Merhabalarrrr efenim! Özlediniz mi beni??
Vallahi ben özlemişim bayaaa🥹
Güzel bir bölümle geldim ve artık sınırlarımız var arkadaşlar. Sınırlarımıza geri dönüyoruz. Tatil bitti mağlum 🥲
62. Bölüm için;
Oy Sınırı:40
Yorum Sınırı:150
……
Hançer 61. Bölüm
Rezil olma ve rezillik kavramını iliklerime kadar yaşadığım bir ortamdaydım. Sinirimden Safir’e tam makası saplayacakken gelenler, gerçekten saplayacağımı düşünmüş olacaklar ki beni bir kenara Safir’i de bir kenara oturtmuşlardı.
Sence de haklı değiller mi Delfin? Saplamayacaktın sanki, dedi soldaki melek.
Saplamayacaktım tabi. Doktorum ya ben…
Ben bile saplayacağına emindim Delfin, dedi sağdaki de.
Beni hiç tanıyamamışsınız. Ben Safir’e niye zarar vereyim ki?
Onlarla olan sohbetimi kesip karşımda duran kişilere baktım. Aykan ile Aylin yan yana Safir’in solunda oturuyorlardı. Kuzey ile Açelya da diğer yanındalardı.
Benim sağımda Uraz solumda da Özgür vardı. Diğer kalanlar da odadaki diğer yerlere oturmuşlardı. Revirden Hançer’in dinlenme odasına gelmiştik. Orada koltuklar olduğu için burada oturuyorduk.
Aykan, sırıtarak bana baktığı için kafamı hızla iki yana salladım. Aylin ne kadar yandan dürtse de fayda etmiyordu. Yakalandığım konum gayet gülünesiydi çünkü.
“Aykan o dişlerini sökeceğim şimdi. Kes sırıtmayı!” Aykan, bu dediğimle kahkaha atmaya başladı. Kafamı yana eğip içimden derin bir ‘Fesuphanallah’ çektim. Sabıra ihtiyacım vardı çünkü.
“Vallahi yapar! O potansiyeli gördüm az önce.” diyerek ateşi körükledi Barlas. Yan gözle ona baktım. Sabrımın bir sınırının olduğunu birisinin ona hatırlatması gerekiyordu.

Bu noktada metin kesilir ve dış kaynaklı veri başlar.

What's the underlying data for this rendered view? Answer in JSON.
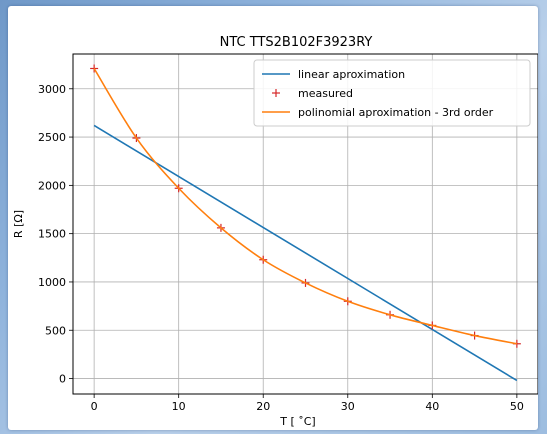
{
  "chart_data": {
    "type": "line",
    "title": "NTC TTS2B102F3923RY",
    "xlabel": "T [$^\\circ$C]",
    "xlabel_display": "T [ ˚C]",
    "ylabel": "R [Ω]",
    "xlim": [
      -2.5,
      52.5
    ],
    "ylim": [
      -160,
      3360
    ],
    "xticks": [
      0,
      10,
      20,
      30,
      40,
      50
    ],
    "yticks": [
      0,
      500,
      1000,
      1500,
      2000,
      2500,
      3000
    ],
    "grid": true,
    "legend_position": "upper right",
    "series": [
      {
        "name": "linear aproximation",
        "kind": "line",
        "color": "#1f77b4",
        "x": [
          0,
          50
        ],
        "y": [
          2620,
          -20
        ]
      },
      {
        "name": "measured",
        "kind": "marker",
        "marker": "+",
        "color": "#d62728",
        "x": [
          0,
          5,
          10,
          15,
          20,
          25,
          30,
          35,
          40,
          45,
          50
        ],
        "y": [
          3210,
          2490,
          1970,
          1560,
          1230,
          990,
          800,
          660,
          550,
          445,
          360
        ]
      },
      {
        "name": "polinomial aproximation - 3rd order",
        "kind": "line",
        "color": "#ff7f0e",
        "x": [
          0,
          5,
          10,
          15,
          20,
          25,
          30,
          35,
          40,
          45,
          50
        ],
        "y": [
          3210,
          2490,
          1970,
          1560,
          1230,
          990,
          800,
          660,
          550,
          445,
          360
        ]
      }
    ]
  }
}
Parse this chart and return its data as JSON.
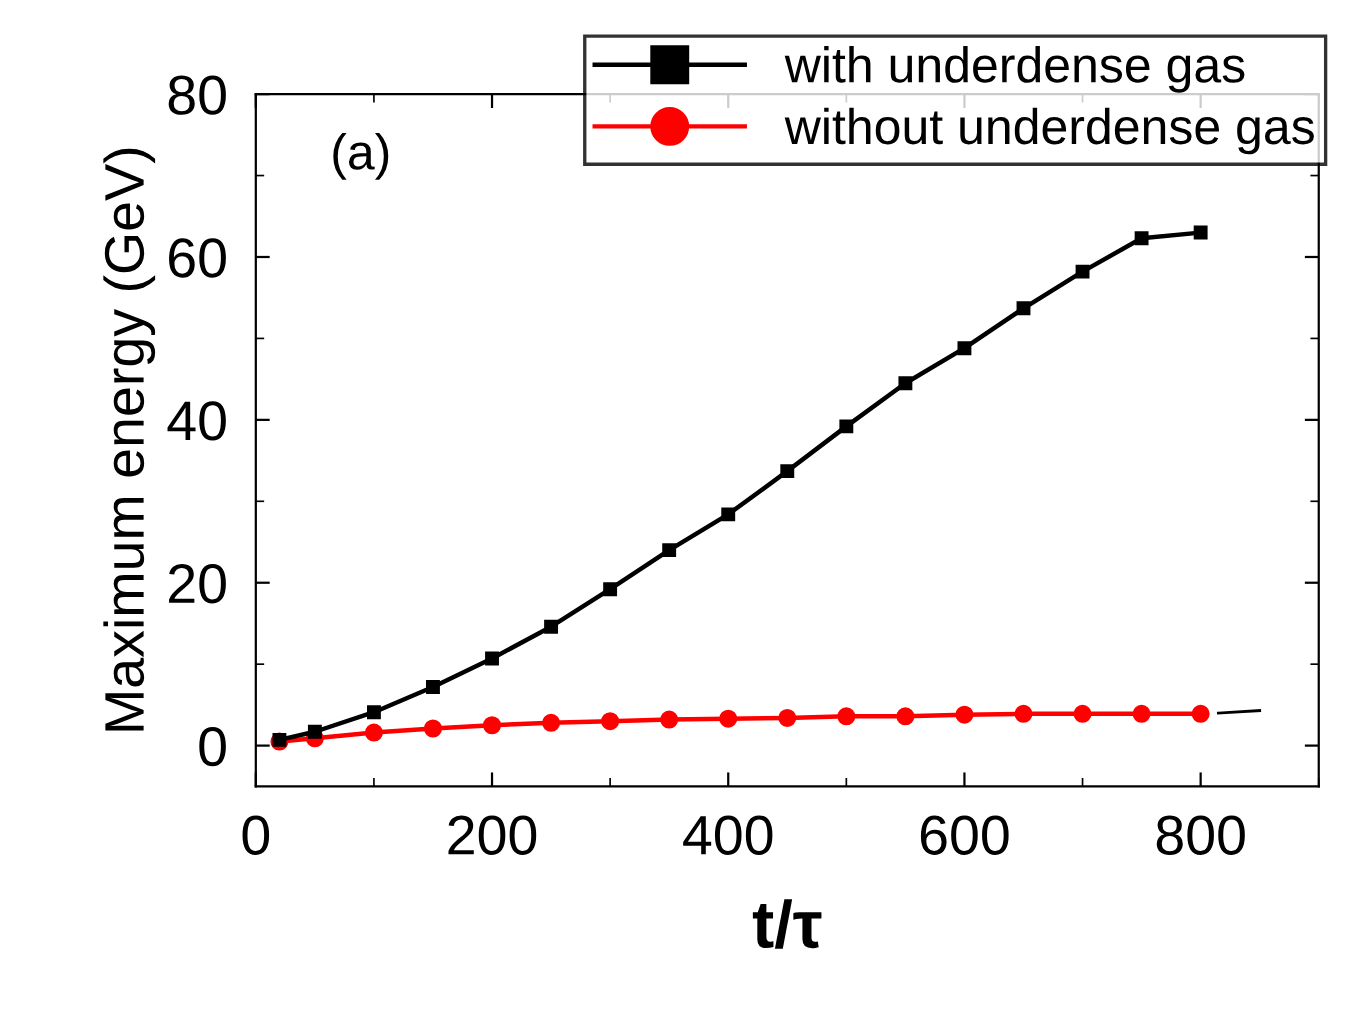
{
  "chart_data": {
    "type": "line",
    "xlabel": "t/τ",
    "ylabel": "Maximum energy (GeV)",
    "annotations": [
      "(a)"
    ],
    "xlim": [
      0,
      900
    ],
    "ylim": [
      -5,
      80
    ],
    "xticks": [
      0,
      200,
      400,
      600,
      800
    ],
    "yticks": [
      0,
      20,
      40,
      60,
      80
    ],
    "grid": false,
    "legend": "top right",
    "series": [
      {
        "name": "with underdense gas",
        "color": "#000000",
        "marker": "square",
        "x": [
          20,
          50,
          100,
          150,
          200,
          250,
          300,
          350,
          400,
          450,
          500,
          550,
          600,
          650,
          700,
          750,
          800
        ],
        "values": [
          0.7,
          1.7,
          4.1,
          7.2,
          10.7,
          14.6,
          19.2,
          24.0,
          28.4,
          33.7,
          39.2,
          44.5,
          48.8,
          53.7,
          58.2,
          62.3,
          63.0
        ]
      },
      {
        "name": "without underdense gas",
        "color": "#ff0000",
        "marker": "circle",
        "x": [
          20,
          50,
          100,
          150,
          200,
          250,
          300,
          350,
          400,
          450,
          500,
          550,
          600,
          650,
          700,
          750,
          800
        ],
        "values": [
          0.5,
          0.9,
          1.6,
          2.1,
          2.5,
          2.8,
          3.0,
          3.2,
          3.3,
          3.4,
          3.6,
          3.6,
          3.8,
          3.9,
          3.9,
          3.9,
          3.9
        ]
      },
      {
        "color": "#000000",
        "marker": "none",
        "x": [
          815,
          850
        ],
        "values": [
          4.0,
          4.3
        ]
      }
    ]
  }
}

“Sizin bunu şimdiye kadar öğrenmemeniz ilginçti arkadaşlar. Uyarıyordum ama anlamadınız.” dedikten sonra Safir’e döndü Özgür “Komutanım, siz emin misiniz Delfin’den?” dedi.
Safir, kafasını sabır çeker gibi iki yana salladı. Dudaklarımı yaladım sakince.

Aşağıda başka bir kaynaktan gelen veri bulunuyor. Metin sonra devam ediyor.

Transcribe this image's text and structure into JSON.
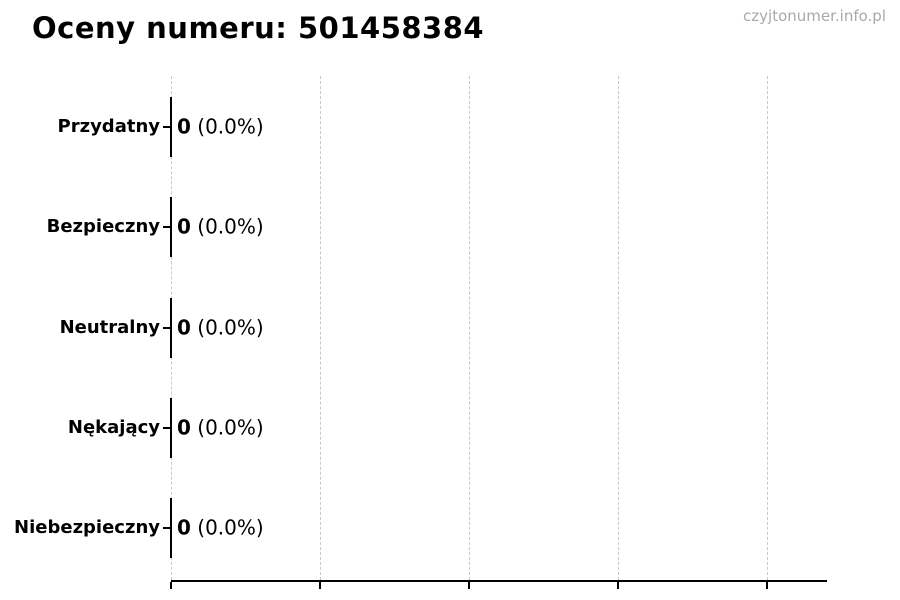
{
  "page": {
    "watermark": "czyjtonumer.info.pl"
  },
  "chart_data": {
    "type": "bar",
    "orientation": "horizontal",
    "title": "Oceny numeru: 501458384",
    "categories": [
      "Przydatny",
      "Bezpieczny",
      "Neutralny",
      "Nękający",
      "Niebezpieczny"
    ],
    "values": [
      0,
      0,
      0,
      0,
      0
    ],
    "value_labels": [
      "0",
      "0",
      "0",
      "0",
      "0"
    ],
    "percent_labels": [
      "(0.0%)",
      "(0.0%)",
      "(0.0%)",
      "(0.0%)",
      "(0.0%)"
    ],
    "xlabel": "",
    "ylabel": "",
    "xlim": [
      0,
      1.1
    ],
    "x_tick_count": 5,
    "x_tick_labels_visible": false,
    "grid": true,
    "grid_axis": "x",
    "legend": "none",
    "colors": {
      "bar_edge": "#000000",
      "text": "#000000",
      "grid": "#c8c8c8",
      "axis": "#000000",
      "watermark": "#a9a9a9",
      "background": "#ffffff"
    }
  }
}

Diğerlerini dövemezdim ama Özgür muaftı. Sol dirseğimi karnına geçirdim. Yarası artık kapandığı için sorun olmayacaktı.
İki büklüm oldu oturduğu yerde. Yüzü de buruşmuştu “Kızım psikopat mısın sen? Yarama ne vuruyon?” kaşlarımı kaldırdım “Yaran iyileşmedi mi senin Özgür? Ayrıca o kadar sert vurmadım abartma!”
Vurmuştum. Fazlasıyla sert vurmuştum hem de…

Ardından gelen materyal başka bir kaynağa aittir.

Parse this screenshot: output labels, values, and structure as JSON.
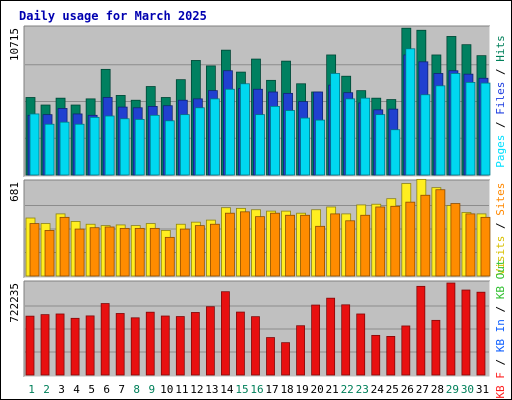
{
  "chart_data": {
    "type": "bar",
    "title": "Daily usage for March 2025",
    "days": [
      "1",
      "2",
      "3",
      "4",
      "5",
      "6",
      "7",
      "8",
      "9",
      "10",
      "11",
      "12",
      "13",
      "14",
      "15",
      "16",
      "17",
      "18",
      "19",
      "20",
      "21",
      "22",
      "23",
      "24",
      "25",
      "26",
      "27",
      "28",
      "29",
      "30",
      "31"
    ],
    "weekend_days": [
      "1",
      "2",
      "8",
      "9",
      "15",
      "16",
      "22",
      "23",
      "29",
      "30"
    ],
    "panels": [
      {
        "id": "hits",
        "max_label": "10715",
        "ylim": [
          0,
          10715
        ],
        "legend": [
          "Pages",
          "Files",
          "Hits"
        ],
        "legend_colors": [
          "#00e0ff",
          "#2040e0",
          "#00805a"
        ],
        "series": [
          {
            "name": "Hits",
            "color": "#008060",
            "values": [
              5650,
              5100,
              5600,
              5100,
              5550,
              7700,
              5800,
              5450,
              6450,
              5650,
              6950,
              8350,
              7950,
              9100,
              7500,
              8450,
              6900,
              8300,
              6650,
              6050,
              8750,
              7200,
              6150,
              5600,
              5500,
              10700,
              10550,
              8750,
              10100,
              9500,
              8700
            ]
          },
          {
            "name": "Files",
            "color": "#2040d0",
            "values": [
              4350,
              4400,
              4850,
              4450,
              4350,
              5650,
              4950,
              4900,
              5000,
              5050,
              5450,
              5550,
              6150,
              7600,
              6300,
              6250,
              6050,
              5950,
              5350,
              6050,
              6550,
              6000,
              5250,
              4750,
              4800,
              8750,
              8250,
              7400,
              7600,
              7350,
              7050
            ]
          },
          {
            "name": "Pages",
            "color": "#00d8f0",
            "values": [
              4450,
              3700,
              3850,
              3700,
              4200,
              4300,
              4100,
              4050,
              4350,
              3950,
              4400,
              4900,
              5550,
              6250,
              6650,
              4400,
              5000,
              4700,
              4150,
              4000,
              7400,
              5550,
              5600,
              4400,
              3300,
              9200,
              5850,
              6500,
              7400,
              6750,
              6700
            ]
          }
        ]
      },
      {
        "id": "visits",
        "max_label": "681",
        "ylim": [
          0,
          681
        ],
        "legend": [
          "Visits",
          "Sites"
        ],
        "legend_colors": [
          "#d8c000",
          "#ff8800"
        ],
        "series": [
          {
            "name": "Visits",
            "color": "#ffee20",
            "values": [
              420,
              380,
              450,
              395,
              375,
              365,
              370,
              365,
              380,
              330,
              375,
              390,
              405,
              495,
              490,
              480,
              470,
              470,
              455,
              480,
              500,
              450,
              515,
              520,
              560,
              670,
              700,
              640,
              510,
              460,
              450
            ]
          },
          {
            "name": "Sites",
            "color": "#ff8c00",
            "values": [
              380,
              330,
              425,
              340,
              350,
              355,
              345,
              345,
              345,
              280,
              340,
              365,
              375,
              455,
              465,
              430,
              455,
              440,
              440,
              360,
              450,
              400,
              440,
              500,
              505,
              535,
              585,
              625,
              525,
              450,
              425
            ]
          }
        ]
      },
      {
        "id": "kbytes",
        "max_label": "722235",
        "ylim": [
          0,
          722235
        ],
        "legend": [
          "KB F",
          "KB In",
          "KB Out"
        ],
        "legend_colors": [
          "#ff2020",
          "#1060ff",
          "#30c030"
        ],
        "series": [
          {
            "name": "KB F",
            "color": "#e81010",
            "values": [
              462000,
              474000,
              479000,
              445000,
              464000,
              561000,
              483000,
              449000,
              493000,
              463000,
              459000,
              491000,
              536000,
              654000,
              494000,
              458000,
              294000,
              254000,
              387000,
              549000,
              603000,
              551000,
              479000,
              311000,
              303000,
              385000,
              696000,
              429000,
              722000,
              667000,
              650000
            ]
          }
        ]
      }
    ]
  }
}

“Sert vurmamışmış, hasbam! İçimi deştin be!” canı yanmamıştı. Benim bir dirseğimle canı yanıyorsa…
“Az at az!”
“Ay bir durun da! Geldiğimizden beri susuyorsunuz. Gözlerinizle konuşuyorsunuz resmen. Ne oldu revirde?”
Açelya, sonradan geldiği için olayı bilmiyordu. Bilmemesini de tercih ederdim ama Hançer ile bilmemesi mümkün değildi. Barlas, olayı anlatmak için oturduğu yerde öne çıktı hafifçe.
“Bak şimdi Açi… Bu Delfin var ya biz gitmesek komutanıma makas saplayacaktı.” Açelya, duyduğu şey ile kahkaha attığında göz devirdim. Şimdi Açelya ile uğraşacaktım.
“Delf- Delfin alemsin ya!” kafamı salladım ‘Tabi tabi’ dercesine. Çok üzerime geliniyordu şu anda.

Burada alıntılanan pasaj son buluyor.